Reform will repeal the Orwellian Equality Act (23 February 2026)
“All animals are equal, but some animals are more equal than others.” When George Orwell wrote those words in Animal Farm, he meant them as a warning against totalitarian Russia under Stalin. Systems erected in the name of fairness, he illustrated, can – if left unchecked – become instruments of injustice.
It is an uncomfortable thought, but one that increasingly resonates in modern Britain. The Equality Act of 2010 was conceived under Gordon Brown by Harriet Harman to consolidate protections and ensure that no one would suffer discrimination on the basis of immutable characteristics. That aim was honourable.
SB’s thesis ( as that of many on the right) is that Tony Blair’s Government was the beginning of the rise of Woke in the UK and she would then say that it flows from that that any major legislation passed under his Government must be evil and must be repealed. For such an intelligent woman, this is a remarkably stupid argument. The EQA was an amalgamation of previous discrimination legislation such as the Race Relations Act 1965 ( and later amendments), the Sex Discrimination Act 1975 ( and later amendments) and the Disability Discrimination Act 1992 (and later amendments). Having used the EQA over many years of my working life ( and having used the previous statutes) I can confirm that it is intended as and is useful as a shield not a sword. I recall a case where a Gypsy family were refused a meal in a pub solely because they were Gypsies. That case settled very quickly but solely because you are a Gypsy does not provide you with some magic wand!
Problems have arisen from Stonewall and others blatantly misusing and misrepresenting the EQA.
Common law is a legal system primarily developed through binding judicial decisions (precedents) and custom rather than statutes passed by legislatures. Originating in England, this "judge-made" law ensures consistency by requiring courts to follow rulings from previous similar cases.
So, additionally, SB and others place reliance on the common law right of equality before the law. This is a fine principle but, in the 1950s and the 1960s, this did not stop rampant discrimination against black people, Irish people, women, gays and lesbians. Statutory protection was required to ensure protection from discrimination.

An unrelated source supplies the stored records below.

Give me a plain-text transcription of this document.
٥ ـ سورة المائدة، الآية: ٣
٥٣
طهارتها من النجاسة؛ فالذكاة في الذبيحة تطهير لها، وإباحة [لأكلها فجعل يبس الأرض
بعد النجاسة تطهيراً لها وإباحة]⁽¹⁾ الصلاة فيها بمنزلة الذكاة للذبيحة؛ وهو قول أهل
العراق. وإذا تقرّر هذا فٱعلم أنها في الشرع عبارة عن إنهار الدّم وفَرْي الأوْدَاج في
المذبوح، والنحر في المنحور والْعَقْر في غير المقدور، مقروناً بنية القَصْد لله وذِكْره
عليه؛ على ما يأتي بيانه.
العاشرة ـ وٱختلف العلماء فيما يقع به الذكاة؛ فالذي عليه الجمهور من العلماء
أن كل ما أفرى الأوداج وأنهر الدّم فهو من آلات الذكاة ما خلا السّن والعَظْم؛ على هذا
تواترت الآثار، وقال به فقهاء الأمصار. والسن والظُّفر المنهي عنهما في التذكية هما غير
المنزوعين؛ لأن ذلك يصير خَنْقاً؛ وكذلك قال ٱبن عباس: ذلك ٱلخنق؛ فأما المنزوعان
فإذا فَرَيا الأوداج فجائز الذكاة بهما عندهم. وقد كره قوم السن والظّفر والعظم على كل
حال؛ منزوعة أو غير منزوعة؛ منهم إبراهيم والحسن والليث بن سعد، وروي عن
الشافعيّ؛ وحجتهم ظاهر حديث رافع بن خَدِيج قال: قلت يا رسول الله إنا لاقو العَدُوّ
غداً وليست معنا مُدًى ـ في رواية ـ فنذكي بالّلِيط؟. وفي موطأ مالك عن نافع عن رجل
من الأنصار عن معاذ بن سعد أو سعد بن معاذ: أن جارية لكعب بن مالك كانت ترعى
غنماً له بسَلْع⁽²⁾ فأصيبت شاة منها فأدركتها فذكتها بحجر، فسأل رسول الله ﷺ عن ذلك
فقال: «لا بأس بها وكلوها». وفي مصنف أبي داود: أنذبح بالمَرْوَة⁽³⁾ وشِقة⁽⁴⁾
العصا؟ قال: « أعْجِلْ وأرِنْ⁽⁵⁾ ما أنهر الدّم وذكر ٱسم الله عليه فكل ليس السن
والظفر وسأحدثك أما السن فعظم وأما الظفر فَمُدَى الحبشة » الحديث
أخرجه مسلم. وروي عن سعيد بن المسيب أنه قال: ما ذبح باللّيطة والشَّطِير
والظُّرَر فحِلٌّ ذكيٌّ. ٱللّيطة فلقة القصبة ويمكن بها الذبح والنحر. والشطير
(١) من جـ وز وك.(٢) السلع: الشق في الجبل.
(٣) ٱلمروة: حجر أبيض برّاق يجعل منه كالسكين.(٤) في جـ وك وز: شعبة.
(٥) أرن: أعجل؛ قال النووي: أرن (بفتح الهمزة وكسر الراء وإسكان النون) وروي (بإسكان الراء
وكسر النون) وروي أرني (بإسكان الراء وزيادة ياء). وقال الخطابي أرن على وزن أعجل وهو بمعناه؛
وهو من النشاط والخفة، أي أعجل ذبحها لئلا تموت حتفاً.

Yet in practice it has inspired a culture in which equality before the law has been replaced by equality of outcome, engineered by a ballooning DEI industry and interpreted through progressive ideology. This is why a Reform UK government will scrap the Equality Act.

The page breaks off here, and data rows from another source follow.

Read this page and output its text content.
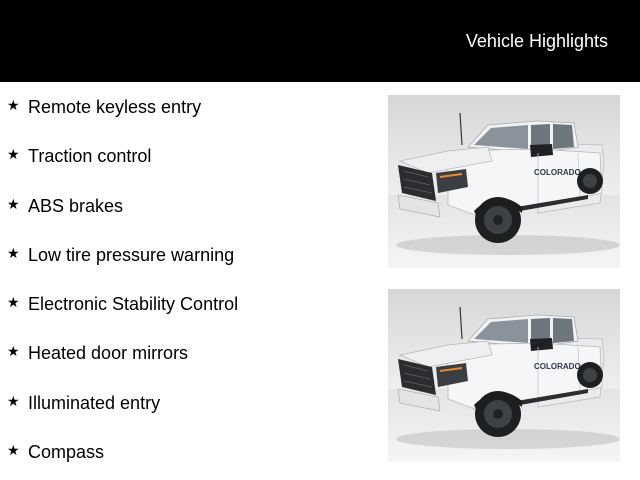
Vehicle Highlights
★ Remote keyless entry
★ Traction control
★ ABS brakes
★ Low tire pressure warning
★ Electronic Stability Control
★ Heated door mirrors
★ Illuminated entry
★ Compass
COLORADO
COLORADO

Very true that a ‘progressive ideology’ has interpreted the EQA to push forward equality of outcome instead of equality of opportunity but they have provided false interpretations of the EQA in doing this. Many organisations have relied on ‘Stonewall Law’ instead of taking proper legal advice. In recent cases such as Forstater v CEGD, For Women Scotland and others we see the correct interpretation of the EQA. These cases would not have succeeded if the EQA had not been there.
To be crystal clear, protections against discrimination in the workplace are not only necessary but civilisational. A serious country does not tolerate the dismissal of a person because of their race, sex or disability. Britain did not need to wait until 2010 to discover this moral truth. Such safeguards existed for decades, refined through statute and precedent, long before the Equality Act came along. Much of what was valuable in that Act was not new at all, but copied. That won’t change under a Reform government.
See what I say above - unfortunately, legislation was required.
Where the Equality Act went wrong, however, was to embed a far more expansive doctrine of state-mandated social engineering – one influenced heavily by the law of European Union and the European Convention on Human Rights. The result was a shift away from the timeless British principle of equal treatment under neutral law, towards something far more subjective, interventionist and, ironically, unequal.
I agree that we should leave the European Convention on Human Rights (ECHR) and should no longer be bound by the European Court of Human Rights. This is mainly on the basis of the old Tony Benn sovereignty argument that we should not be bound by foreign courts or foreign parliaments. In any event, the Human Rights Act has incorporated the ECHR into domestic legislation and the HRA can be overseen by our own Supreme Court.
Consider the public sector equality duty in section 149. Its language appears innocuous, even virtuous. Who, after all, could object to “fostering good relations”? But in practice, it has placed public authorities under intense pressure not merely to avoid unfairness, but to demonstrate positive discrimination; the antithesis of a meritocratic society. Combined with the “positive action” measures in sections 158-159, what started as a shield has now become a sword in the culture wars.
The Public Sector Equality Duty (PSED) is contained at section 149:
“(1)A public authority must, in the exercise of its functions, have due regard to the need to—
(a)eliminate discrimination, harassment, victimisation and any other conduct that is prohibited by or under this Act;
(b)advance equality of opportunity between persons who share a relevant protected characteristic and persons who do not share it;
(c)foster good relations between persons who share a relevant protected characteristic and persons who do not share it.
(2)A person who is not a public authority but who exercises public functions must, in the exercise of those functions, have due regard to the matters mentioned in subsection (1).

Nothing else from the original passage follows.